Saya ingat sekali, pada waktu disodori amanah tersebut, saya hampir menolak karena saya lebih suka mengerjakan pekerjaan yang sifatnya keluar, seperti yang dilakukan para anggota departemen pengkajian atau syiar mushola. Hobi saya menulis, mengerjakan pernak-pernik, membuat mading, dan hal-hal yang berkaitan dengan itu sepertinya mendukung saya untuk berada dalam departemen pengkajian mushola. Tetapi akhirnya saya menerima amanah untuk menjadi bagian dari departemen pembinaan, untuk empat tahun masa perkuliahan saya di kampus.

Betul sekali. Hingga saya lulus dari kampus, saya tidak diperkenankan melepaskan amanah tersebut, bahkan ketika saya berkeinginan untuk bergabung dengan lembaga dakwah tingkat universitas. Memang tugas yang akhirnya saya emban semakin berat, sebab tidak saja menjadi anggota departemen pembinaan, melainkan juga akhirnya menjadi ketua forum mentor, dan amanah-amanah lain yang berkaitan dengan itu. Saya juga menyadari, bahwa amanah yang cukup berat seperti itu tidak bisa disambi dengan yang lain, sebab hanya akan menjadikannya terbengkalai.

Jenuh. Saya sempat merasakannya. Apalagi ketika posisi saya tidak lagi menjadi seorang ‘bawahan’. Menghadapi anggota yang sedikit malas, tidak mengerjakan amanah dengan baik, merasa tidak kreatif dan tidak memiliki ide untuk memecahkan masalah, dan setumpuk lainnya yang pastinya saya selalu hadapi. Empat tahun. Dan saya tetap bertahan. Bahkan saya menemukan sebuah lingkungan baru, walau masih dalam amanah yang sama, dimana ketua dan para anggotanya memiliki hubungan yang saya dekat. Saya menjadi bagian dari departemen pembinaan tingkat universitas. Saya selalu ingat, bahwa ketika akhirnya saya kembali menjadi ‘bawahan’, saya dan teman-teman pun terkadang membandel. Tapi si ketua sungguh memiliki cara sendiri untuk membuat kami makin mencintai amanah tersebut. Saya tidak pernah akan melupakan saat-saat terakhir menjalani amanah itu, hingga saya lulus kuliah, bekerja dan melepaskan amanah itu untuk kepengurusan selanjutnya.

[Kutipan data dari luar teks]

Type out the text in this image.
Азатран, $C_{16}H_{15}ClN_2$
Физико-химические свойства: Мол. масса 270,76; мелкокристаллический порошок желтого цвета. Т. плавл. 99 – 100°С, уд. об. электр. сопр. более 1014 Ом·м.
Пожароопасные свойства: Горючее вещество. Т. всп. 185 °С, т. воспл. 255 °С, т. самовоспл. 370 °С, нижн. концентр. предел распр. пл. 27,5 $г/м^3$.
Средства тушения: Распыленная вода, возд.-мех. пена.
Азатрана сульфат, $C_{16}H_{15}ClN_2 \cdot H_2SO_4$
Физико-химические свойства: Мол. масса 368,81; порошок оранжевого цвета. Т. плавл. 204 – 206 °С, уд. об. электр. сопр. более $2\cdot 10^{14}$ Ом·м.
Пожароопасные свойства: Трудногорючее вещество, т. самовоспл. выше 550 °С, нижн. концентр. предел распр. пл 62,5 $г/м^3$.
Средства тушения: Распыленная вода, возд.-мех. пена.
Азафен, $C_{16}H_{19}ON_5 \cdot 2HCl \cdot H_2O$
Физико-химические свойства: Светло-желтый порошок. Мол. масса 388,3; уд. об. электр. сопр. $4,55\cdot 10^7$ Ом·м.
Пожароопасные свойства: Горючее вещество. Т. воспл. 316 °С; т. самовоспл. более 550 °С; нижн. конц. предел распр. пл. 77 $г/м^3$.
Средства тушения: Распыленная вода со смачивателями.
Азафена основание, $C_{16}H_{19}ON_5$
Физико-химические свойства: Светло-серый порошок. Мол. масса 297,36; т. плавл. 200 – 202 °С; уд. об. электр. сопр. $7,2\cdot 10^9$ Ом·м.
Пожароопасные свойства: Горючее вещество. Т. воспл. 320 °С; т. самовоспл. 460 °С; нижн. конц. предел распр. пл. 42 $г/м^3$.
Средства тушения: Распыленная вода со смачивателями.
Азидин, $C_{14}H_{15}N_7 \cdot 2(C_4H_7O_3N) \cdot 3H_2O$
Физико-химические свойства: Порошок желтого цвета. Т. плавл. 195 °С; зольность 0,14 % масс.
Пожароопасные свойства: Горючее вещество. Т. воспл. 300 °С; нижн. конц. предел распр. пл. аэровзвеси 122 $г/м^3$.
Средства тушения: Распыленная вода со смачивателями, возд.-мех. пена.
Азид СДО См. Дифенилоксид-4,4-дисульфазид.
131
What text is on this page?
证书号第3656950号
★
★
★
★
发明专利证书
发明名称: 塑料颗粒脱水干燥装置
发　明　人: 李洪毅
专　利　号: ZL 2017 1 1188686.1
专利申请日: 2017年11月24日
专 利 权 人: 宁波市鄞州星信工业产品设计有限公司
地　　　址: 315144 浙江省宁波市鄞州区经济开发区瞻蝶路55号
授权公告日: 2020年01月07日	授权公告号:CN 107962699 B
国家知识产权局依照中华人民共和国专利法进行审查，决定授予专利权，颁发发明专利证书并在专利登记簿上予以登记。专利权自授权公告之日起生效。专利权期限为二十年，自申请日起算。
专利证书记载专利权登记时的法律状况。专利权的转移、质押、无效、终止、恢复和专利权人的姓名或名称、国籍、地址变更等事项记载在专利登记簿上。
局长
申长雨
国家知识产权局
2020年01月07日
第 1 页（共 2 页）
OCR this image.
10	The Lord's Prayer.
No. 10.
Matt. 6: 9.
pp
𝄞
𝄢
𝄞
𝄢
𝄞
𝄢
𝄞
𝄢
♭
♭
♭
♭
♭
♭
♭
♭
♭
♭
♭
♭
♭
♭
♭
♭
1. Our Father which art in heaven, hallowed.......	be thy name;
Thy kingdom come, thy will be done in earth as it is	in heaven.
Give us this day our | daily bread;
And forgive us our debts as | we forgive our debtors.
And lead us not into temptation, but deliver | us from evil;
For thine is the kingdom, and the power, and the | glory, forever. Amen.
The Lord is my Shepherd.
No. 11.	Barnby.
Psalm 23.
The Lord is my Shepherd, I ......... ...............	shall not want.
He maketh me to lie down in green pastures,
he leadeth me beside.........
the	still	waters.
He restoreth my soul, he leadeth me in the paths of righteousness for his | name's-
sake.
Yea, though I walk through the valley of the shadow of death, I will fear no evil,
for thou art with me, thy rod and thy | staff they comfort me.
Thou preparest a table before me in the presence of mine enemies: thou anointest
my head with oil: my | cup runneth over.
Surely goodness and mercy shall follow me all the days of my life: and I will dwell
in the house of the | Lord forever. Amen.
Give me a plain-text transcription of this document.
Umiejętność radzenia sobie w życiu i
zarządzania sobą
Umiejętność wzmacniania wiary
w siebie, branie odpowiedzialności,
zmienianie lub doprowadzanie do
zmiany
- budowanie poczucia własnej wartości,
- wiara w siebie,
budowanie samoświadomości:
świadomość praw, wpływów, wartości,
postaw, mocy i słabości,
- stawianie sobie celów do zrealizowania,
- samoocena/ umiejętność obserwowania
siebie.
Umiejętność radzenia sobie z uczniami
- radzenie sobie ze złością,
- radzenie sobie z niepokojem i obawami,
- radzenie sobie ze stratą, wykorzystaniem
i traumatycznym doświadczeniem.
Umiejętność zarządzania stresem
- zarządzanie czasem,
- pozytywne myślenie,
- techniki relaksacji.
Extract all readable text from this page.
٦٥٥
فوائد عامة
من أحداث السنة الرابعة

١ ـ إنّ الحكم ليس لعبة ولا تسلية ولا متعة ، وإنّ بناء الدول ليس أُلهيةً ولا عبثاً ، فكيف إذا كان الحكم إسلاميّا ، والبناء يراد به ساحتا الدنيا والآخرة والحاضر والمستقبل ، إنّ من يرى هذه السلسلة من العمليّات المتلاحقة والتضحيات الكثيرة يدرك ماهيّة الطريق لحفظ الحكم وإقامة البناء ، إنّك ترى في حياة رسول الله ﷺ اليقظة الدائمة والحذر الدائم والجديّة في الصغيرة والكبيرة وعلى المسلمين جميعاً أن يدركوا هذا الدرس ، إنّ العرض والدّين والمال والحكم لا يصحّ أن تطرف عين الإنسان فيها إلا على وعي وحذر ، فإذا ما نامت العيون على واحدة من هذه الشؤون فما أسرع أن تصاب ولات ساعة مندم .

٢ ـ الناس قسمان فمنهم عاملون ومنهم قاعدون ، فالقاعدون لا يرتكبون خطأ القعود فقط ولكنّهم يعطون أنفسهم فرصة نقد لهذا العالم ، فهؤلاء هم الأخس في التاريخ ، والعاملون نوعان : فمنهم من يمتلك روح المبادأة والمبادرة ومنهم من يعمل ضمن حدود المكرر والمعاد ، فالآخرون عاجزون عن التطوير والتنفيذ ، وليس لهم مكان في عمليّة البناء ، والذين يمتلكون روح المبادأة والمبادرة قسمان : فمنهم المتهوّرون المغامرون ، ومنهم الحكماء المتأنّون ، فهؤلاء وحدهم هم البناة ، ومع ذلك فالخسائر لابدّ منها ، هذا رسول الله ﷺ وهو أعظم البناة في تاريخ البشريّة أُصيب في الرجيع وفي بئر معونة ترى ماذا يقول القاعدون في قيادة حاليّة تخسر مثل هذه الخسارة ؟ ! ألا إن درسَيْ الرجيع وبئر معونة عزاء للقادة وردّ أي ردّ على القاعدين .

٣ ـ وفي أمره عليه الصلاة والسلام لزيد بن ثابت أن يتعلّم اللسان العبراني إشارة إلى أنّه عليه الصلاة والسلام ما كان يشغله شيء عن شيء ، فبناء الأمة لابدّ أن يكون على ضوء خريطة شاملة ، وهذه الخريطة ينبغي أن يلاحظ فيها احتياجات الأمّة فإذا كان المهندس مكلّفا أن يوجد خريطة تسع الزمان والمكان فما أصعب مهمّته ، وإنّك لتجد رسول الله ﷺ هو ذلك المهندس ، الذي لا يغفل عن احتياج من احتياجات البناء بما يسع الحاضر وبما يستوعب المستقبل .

Tahun 2004 akhir, saya mendapatkan amanah baru lagi, dalam bidang yang sangat berbeda dari yang pernah saya jalani di kampus. Tetapi keikutsertaan saya dalam organisasi ini sungguh merupakan hal yang saya sangat inginkan. Saya bergabung dengan Forum Lingkar Pena cabang Bekasi. Niat saya bergabung adalah ingin belajar dan menggali ilmu sebanyak-banyaknya dari pertemuan rutin yang biasa dilakukan. Tetapi ternyata Allah memberikan saya amanah yang cukup besar lagi kepada saya. Saya menjadi ketua FLP Bekasi. Membawahi kepengurusan yang langsung dibentuk setelah pembentukan kembali FLP Bekasi, dan melakukan perekrutan serta memberikan pelatihan kepada anggota baru. Berarti termasuk untuk diri saya sendiri.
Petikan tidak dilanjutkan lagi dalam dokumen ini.